Section 15. Funding of External Review

(a) The insurance carrier against which a request for a standard external review or an expedited external review is filed shall pay the cost of the independent review organization for conducting the external review.

Section 16. Disclosure Requirements

(a) Each insurance carrier shall include a description of the external review procedures in or attached to the policy, certificate, membership booklet, outline of coverage or other evidence of coverage it provides to claimants.

(b) The description required under subsection (a) shall include a statement that informs the claimant of the right of the claimant to file a request for an internal or external review in compliance with W.S. § 26-40-201.

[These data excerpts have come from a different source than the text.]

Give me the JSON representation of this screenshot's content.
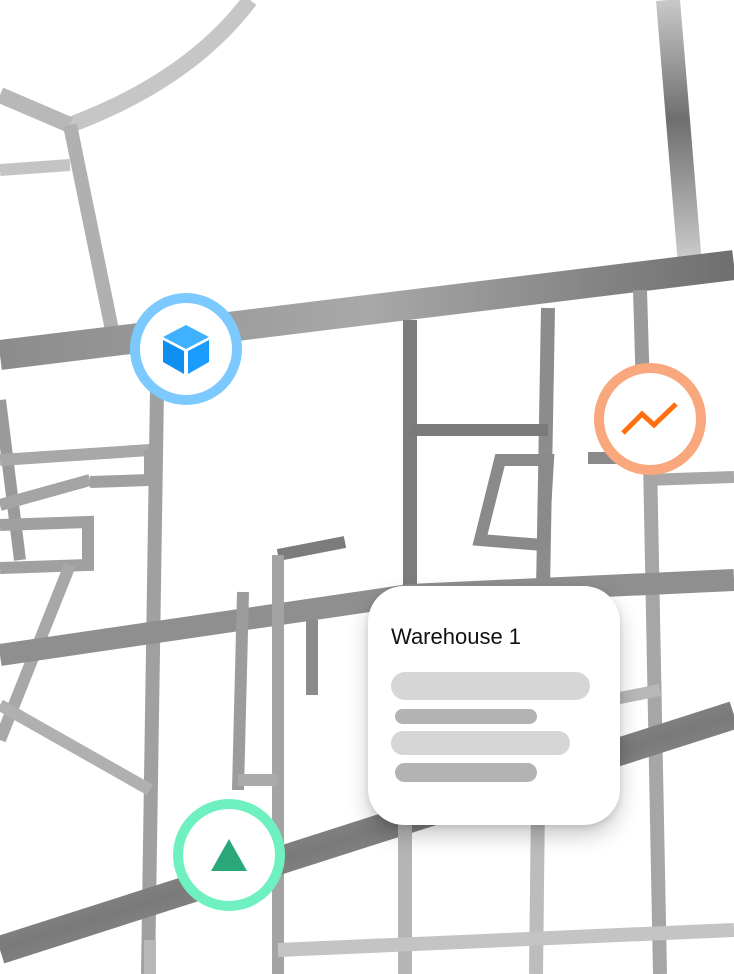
{
  "map": {
    "road_color": "#c8c8c8",
    "road_dark_color": "#8a8a8a"
  },
  "pins": [
    {
      "name": "warehouse-pin",
      "icon": "box-icon",
      "ring_color": "#7cc9ff",
      "icon_color": "#1a9cff"
    },
    {
      "name": "trend-pin",
      "icon": "trend-up-icon",
      "ring_color": "#f9a77d",
      "icon_color": "#ff6f0f"
    },
    {
      "name": "location-pin",
      "icon": "triangle-icon",
      "ring_color": "#6ff0c0",
      "icon_color": "#2ba87a"
    }
  ],
  "popup": {
    "title": "Warehouse 1"
  }
}
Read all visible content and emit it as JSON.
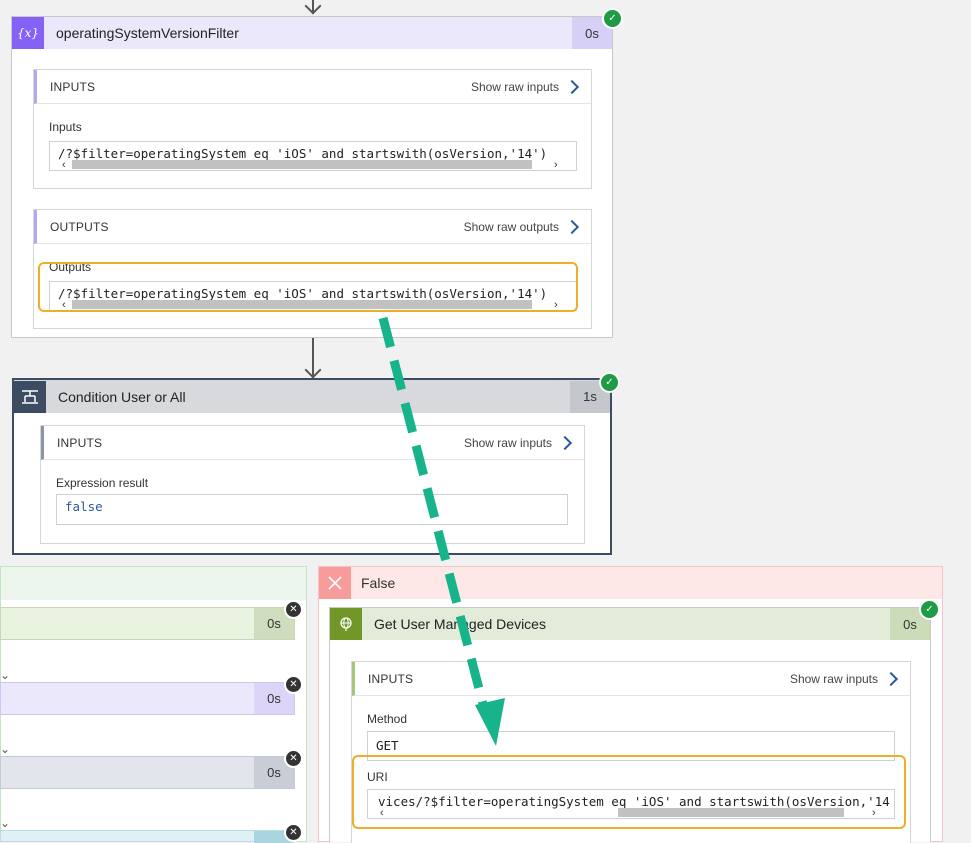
{
  "card1": {
    "title": "operatingSystemVersionFilter",
    "icon": "curly-braces-icon",
    "icon_glyph": "{𝑥}",
    "duration": "0s",
    "inputs": {
      "header": "INPUTS",
      "raw_link": "Show raw inputs",
      "field_label": "Inputs",
      "field_value": "/?$filter=operatingSystem eq 'iOS' and startswith(osVersion,'14')"
    },
    "outputs": {
      "header": "OUTPUTS",
      "raw_link": "Show raw outputs",
      "field_label": "Outputs",
      "field_value": "/?$filter=operatingSystem eq 'iOS' and startswith(osVersion,'14')"
    }
  },
  "card2": {
    "title": "Condition User or All",
    "icon": "condition-icon",
    "duration": "1s",
    "inputs": {
      "header": "INPUTS",
      "raw_link": "Show raw inputs",
      "field_label": "Expression result",
      "field_value": "false"
    }
  },
  "left_branch": {
    "durations": [
      "0s",
      "0s",
      "0s"
    ]
  },
  "false_branch": {
    "title": "False",
    "card": {
      "title": "Get User Managed Devices",
      "icon": "globe-icon",
      "duration": "0s",
      "inputs": {
        "header": "INPUTS",
        "raw_link": "Show raw inputs",
        "method_label": "Method",
        "method_value": "GET",
        "uri_label": "URI",
        "uri_value": "vices/?$filter=operatingSystem eq 'iOS' and startswith(osVersion,'14"
      }
    }
  },
  "colors": {
    "compose_accent": "#8661f5",
    "compose_header": "#ebe8fc",
    "condition_accent": "#3c4d63",
    "condition_header": "#d7d9dc",
    "http_accent": "#709727",
    "http_header": "#e2ecd8",
    "false_header": "#fde7e7",
    "success": "#1f9a45",
    "highlight": "#f0ad2a",
    "dashed_arrow": "#17b38a"
  }
}
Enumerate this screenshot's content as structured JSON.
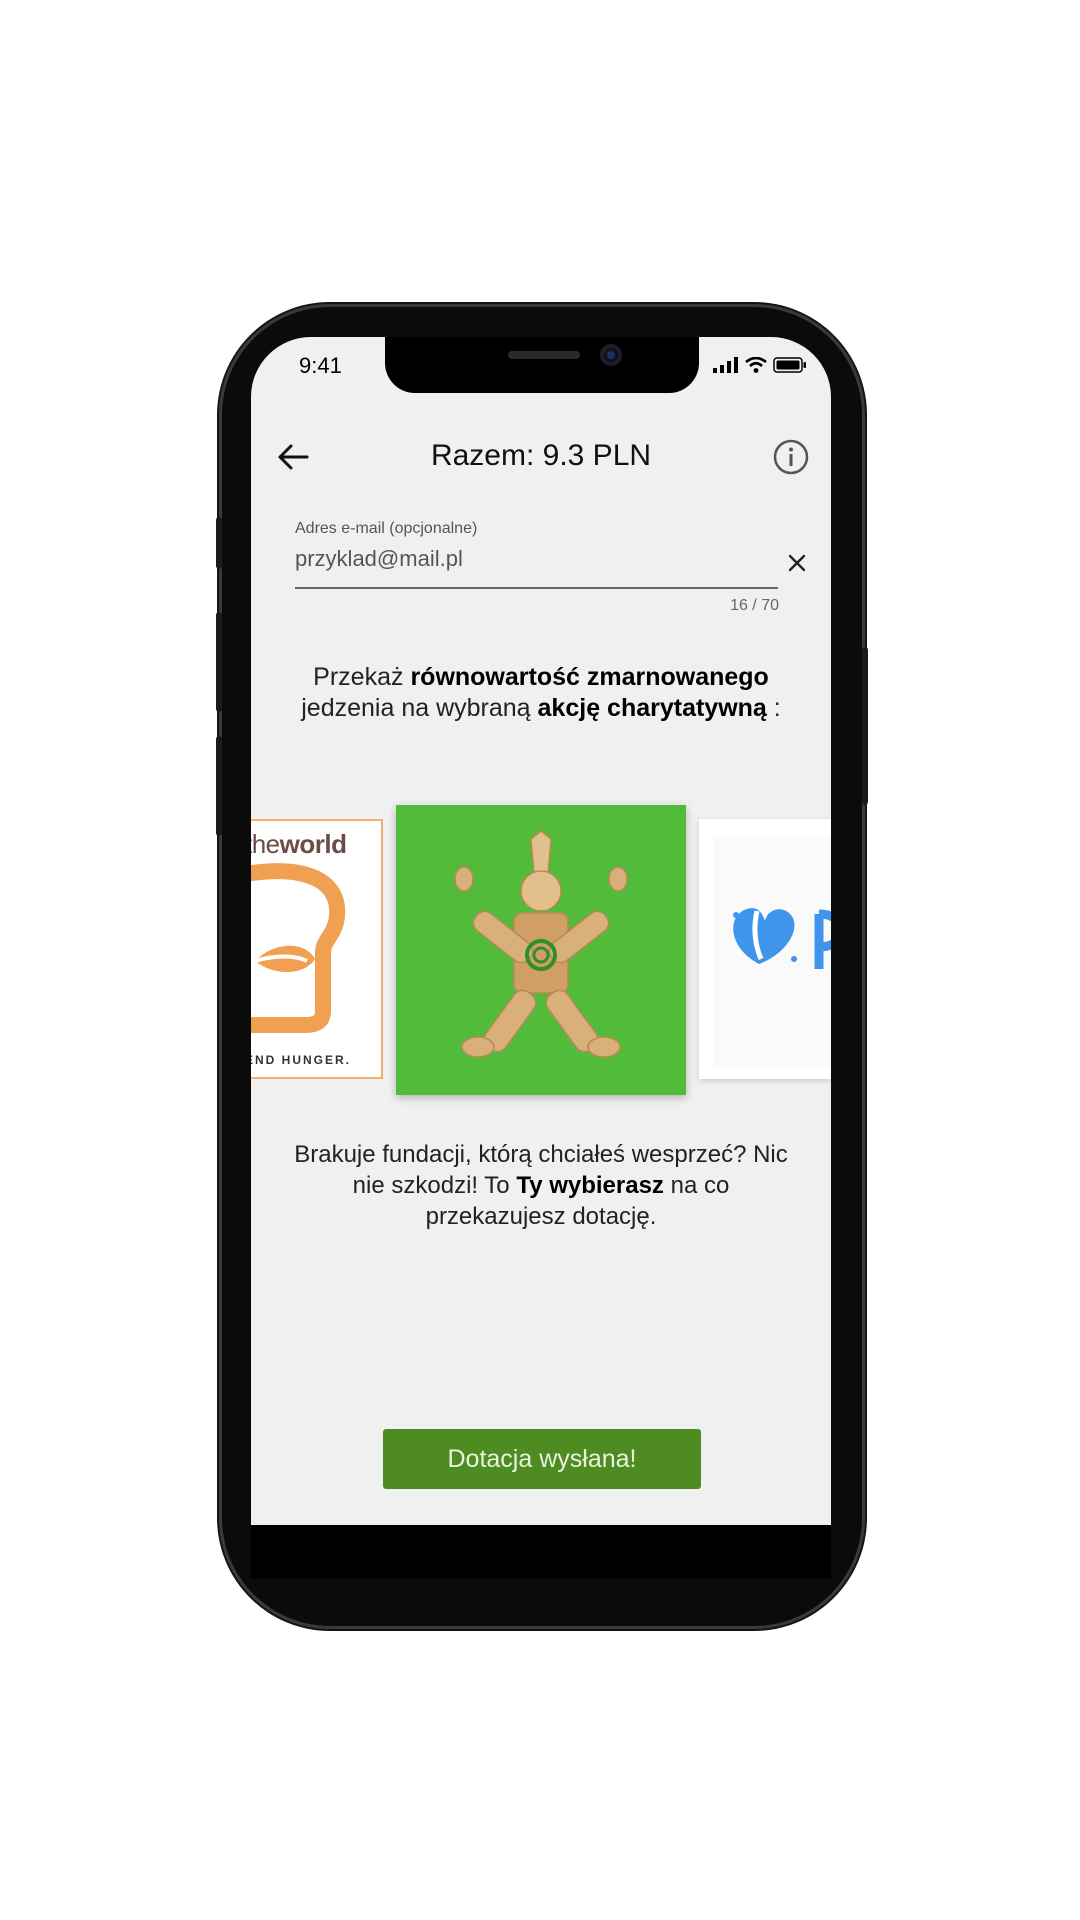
{
  "status_bar": {
    "time": "9:41"
  },
  "header": {
    "title": "Razem: 9.3 PLN"
  },
  "email": {
    "label": "Adres e-mail (opcjonalne)",
    "value": "przyklad@mail.pl",
    "counter": "16 / 70"
  },
  "intro": {
    "p1": "Przekaż ",
    "b1": "równowartość zmarnowanego",
    "p2": " jedzenia na wybraną ",
    "b2": "akcję charytatywną",
    "p3": " :"
  },
  "charities": {
    "left_logo_light": "the",
    "left_logo_bold": "world",
    "left_tagline": "END HUNGER."
  },
  "bottom_text": {
    "p1": "Brakuje fundacji, którą chciałeś wesprzeć? Nic nie szkodzi! To ",
    "b1": "Ty wybierasz",
    "p2": " na co przekazujesz dotację."
  },
  "donate_button": {
    "label": "Dotacja wysłana!"
  },
  "colors": {
    "accent": "#4e8c21",
    "screen_bg": "#f0f0f0",
    "card_green": "#52bb3a",
    "logo_orange": "#f0a050",
    "logo_blue": "#3f95ec"
  },
  "icons": [
    "back-arrow-icon",
    "info-icon",
    "close-icon",
    "signal-icon",
    "wifi-icon",
    "battery-icon"
  ]
}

(c) In addition to subsection (b), the statement shall inform the claimant that, when filing a request for an external review, the claimant will be required to authorize the release of any medical records of the claimant that may be required to be reviewed for the purpose of reaching a decision on the external review.

Section 17. Severability

(a) If any provision of this Rule, or the application of the provision to any person or circumstance shall be held invalid, the remainder of the Rule, and the application of the provision to persons or circumstances other than those to which it is held invalid, shall not be affected.

Section 18. Enforceability

Section 19. Any violation of these regulations shall be enforceable pursuant to the provisions of W.S. §26-1-107, W.S. §26-3-116, W.S. §26-9-211, and any other applicable rule or statute.

Section 20. Effective Date

(a) This Rule shall become effective upon filing with the Secretary of State.